Es ist ein Ort, der geprägt ist von Technologiebauten, naturwissenschaftlichen Universitätscampussen und einem Wohngebiet aus Einfamilienhäusern. Zu finden ist dieses Potpourri in der Pariser Vorstadt Orsay, in der Region Île-de-France. Nun werden in der geschäftigen Kulisse abermals neue Töne angeschlagen, denn mittendrin steht seit diesem Frühjahr die staatliche Musik-, Tanz- und Theaterschule in strahlend weißem Kleid, ein musischer Leuchtturm in einer Welt der Technologie. Dieser Kontrast regte die Architekten von Atelier Novembre (Paris) zu so viel Fantasie an, dass sie mit dem Einsatz lotrechter Fassadenlamellen gar Klaviertasten, einen Bühnenvorhang oder Harfensaiten zitiert sehen wollen. Tatsächlich wirkt ihr Gebäude – in der locker bebauten Umgebung, direkt angrenzend an einen Botanischen Garten mit Fluss – als stünde es selbst auf der Bühne.
Um die 2.800 Quadratmeter Fläche – die unter anderem den Empfangsbereich, Tanz- und Probenräume, akustische Labore, Klassenzimmer für Theorieunterricht und ein Auditorium beherbergen – nicht in eine kolossal wirkende Kiste zu verpacken, gliederten die Architekten das Volumen in vier Blöcke mit unterschiedlichen Höhen, was nicht zuletzt die unterschiedlichen Nutzungsanforderungen widerspiegelt. Im Sockelbereich zeigt sich das Gebäude fast durchgängig luftig verglast und signalisiert damit die offene Haltung der Einrichtung. Lediglich gen Süden, wo Verkehr und Industrie Luft- und Lärmverschmutzung verursachen, zeigt sich die Fassade geschlossener.

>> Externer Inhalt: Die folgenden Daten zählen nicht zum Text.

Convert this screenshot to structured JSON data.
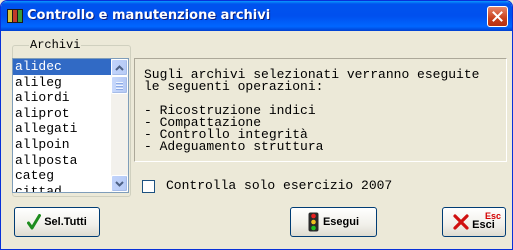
{
  "window": {
    "title": "Controllo e manutenzione archivi"
  },
  "group": {
    "label": "Archivi"
  },
  "archives": {
    "items": [
      "alidec",
      "alileg",
      "aliordi",
      "aliprot",
      "allegati",
      "allpoin",
      "allposta",
      "categ",
      "cittad"
    ],
    "selected": "alidec"
  },
  "info": {
    "intro1": "Sugli archivi selezionati verranno eseguite",
    "intro2": "le seguenti operazioni:",
    "ops": [
      "- Ricostruzione indici",
      "- Compattazione",
      "- Controllo integrità",
      "- Adeguamento struttura"
    ]
  },
  "options": {
    "year_check_label": "Controlla solo esercizio 2007",
    "year_check_checked": false
  },
  "buttons": {
    "select_all": "Sel.Tutti",
    "run": "Esegui",
    "exit": "Esci",
    "exit_shortcut": "Esc"
  },
  "colors": {
    "title_bar": "#0053ee",
    "selection": "#316ac5",
    "close": "#c8401c"
  }
}
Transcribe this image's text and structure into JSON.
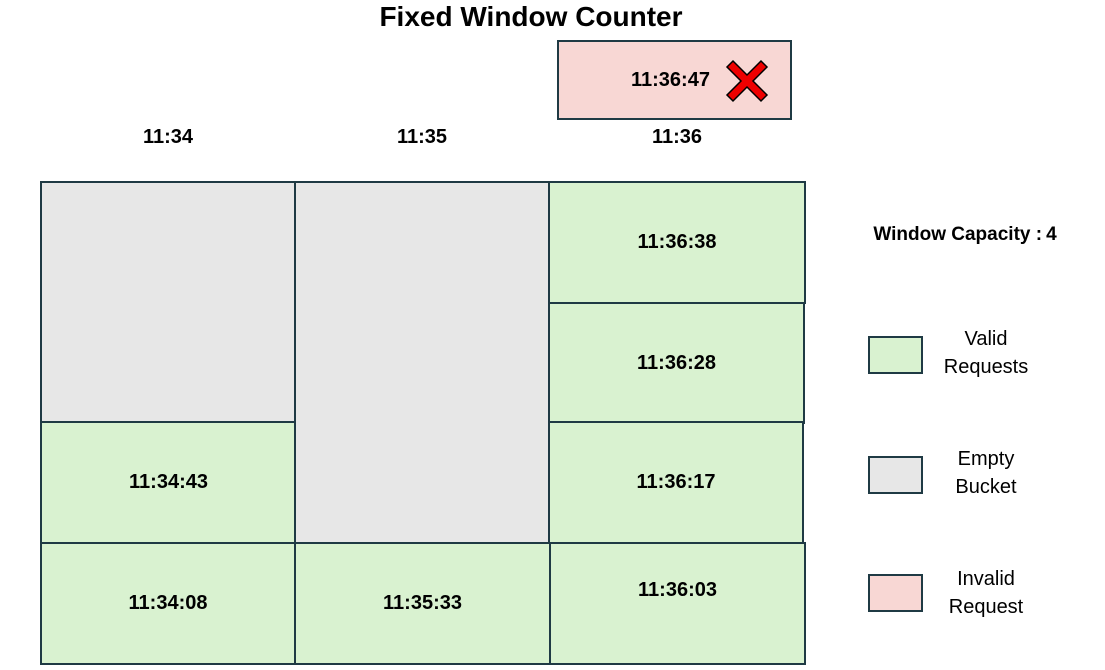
{
  "title": "Fixed Window Counter",
  "columns": [
    {
      "label": "11:34"
    },
    {
      "label": "11:35"
    },
    {
      "label": "11:36"
    }
  ],
  "rejected_request": {
    "time": "11:36:47",
    "icon": "x-mark-icon"
  },
  "window_capacity": {
    "label": "Window Capacity :",
    "value": "4"
  },
  "cells": {
    "col_1134": [
      "11:34:43",
      "11:34:08"
    ],
    "col_1135": [
      "11:35:33"
    ],
    "col_1136": [
      "11:36:38",
      "11:36:28",
      "11:36:17",
      "11:36:03"
    ]
  },
  "legend": [
    {
      "line1": "Valid",
      "line2": "Requests",
      "color": "#d9f2d0"
    },
    {
      "line1": "Empty",
      "line2": "Bucket",
      "color": "#e7e7e7"
    },
    {
      "line1": "Invalid",
      "line2": "Request",
      "color": "#f8d7d4"
    }
  ],
  "colors": {
    "valid": "#d9f2d0",
    "empty": "#e7e7e7",
    "invalid": "#f8d7d4",
    "border": "#1f3a44",
    "reject_mark": "#ee0000"
  }
}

Man betritt den Komplex im Osten durch eine schräg zurückspringende Glasfront und steht im lichtdurchfluteten Empfangsbereich, über dem ein Galeriegeschoss thront. Darüber wiederum sind in zwei weiteren Geschossen kleinere Raumeinheiten zu finden, in denen im Individualunterricht die Tonleitern auf und ab ertönen. Auch die Verwaltung sitzt hier. Ein heller, quer durch das Gebäude verlaufender Gang im ersten Obergeschoss gewährt einen Blick auf die Pforte des dreigeschossigen westlichen Blocks, in dem sich die Tanzsäle befinden. Auf dem Weg dorthin passiert man zunächst rechterhand den Baustein, in dem Gruppenübungen für Theater oder sonstige Performances einstudiert werden und linkerhand das große Auditorium, das Herzstück der Anlage, das Platz für 300 Besucher bietet. Rechts öffnet sich dann der Blick auf den geschützten Hof des Konservatoriums, den die Architekten als „Inneren Garten“ bezeichnen. Als ruhiger Pausenort oder Freilichtbühne für kleine Konzerte oder Choreografien gedacht, lädt er auch Spaziergänger zum Verweilen ein.